Les semaines ont passé … Les évènements du Piémont pyrénéen vous semblent certainement déjà bien loin. Je me rapproche de vous par cette circulaire, ne pouvant pas évidemment répondre individuellement à chacun.

A la date du 23 avril 2007, j’ai dessiné sur mon agenda une croix. Certes, c’est la croix de la mort, mais c’est aussi, et je veux bien le croire, la croix de l’espérance, celle qui annonce le matin de Pâques, la victoire de l’amour.

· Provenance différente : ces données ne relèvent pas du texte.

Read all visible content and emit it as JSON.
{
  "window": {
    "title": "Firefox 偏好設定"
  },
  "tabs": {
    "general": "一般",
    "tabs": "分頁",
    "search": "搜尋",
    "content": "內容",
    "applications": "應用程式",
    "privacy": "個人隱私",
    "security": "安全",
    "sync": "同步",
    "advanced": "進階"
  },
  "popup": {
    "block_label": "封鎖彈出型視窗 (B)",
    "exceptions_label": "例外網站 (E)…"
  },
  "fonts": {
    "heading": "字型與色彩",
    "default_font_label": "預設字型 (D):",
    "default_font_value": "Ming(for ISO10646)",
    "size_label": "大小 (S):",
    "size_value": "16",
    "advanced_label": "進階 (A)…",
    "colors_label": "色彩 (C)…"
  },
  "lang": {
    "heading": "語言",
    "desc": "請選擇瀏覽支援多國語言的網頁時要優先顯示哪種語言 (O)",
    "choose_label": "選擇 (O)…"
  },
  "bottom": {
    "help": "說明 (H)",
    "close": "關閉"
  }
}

Bien sûr, c’est d’abord la croix de la mort

Combien de temps me faudra-t-il pour que le souvenir de tous ces enfants, jeunes ou adultes, que j’ai accompagnés pendant les 28 ans de mon ministère ne vienne plus " retourner le couteau dans la plaie ? Deux semaines durant, au plus fort de la médiatisation, la cour du presbytère n’a pas désempli : porteurs d’amitié, de soutien, de cris de révolte et d’incompréhension, souvent de pleurs, parfois même de prières, les habitants des villages que je desservais sont venus en masse. En voyant les gens signer la pétition de soutien, l’un d’eux a osé dire avec beaucoup d’émotion : " on dirait qu’il y a un deuil au presbytère ".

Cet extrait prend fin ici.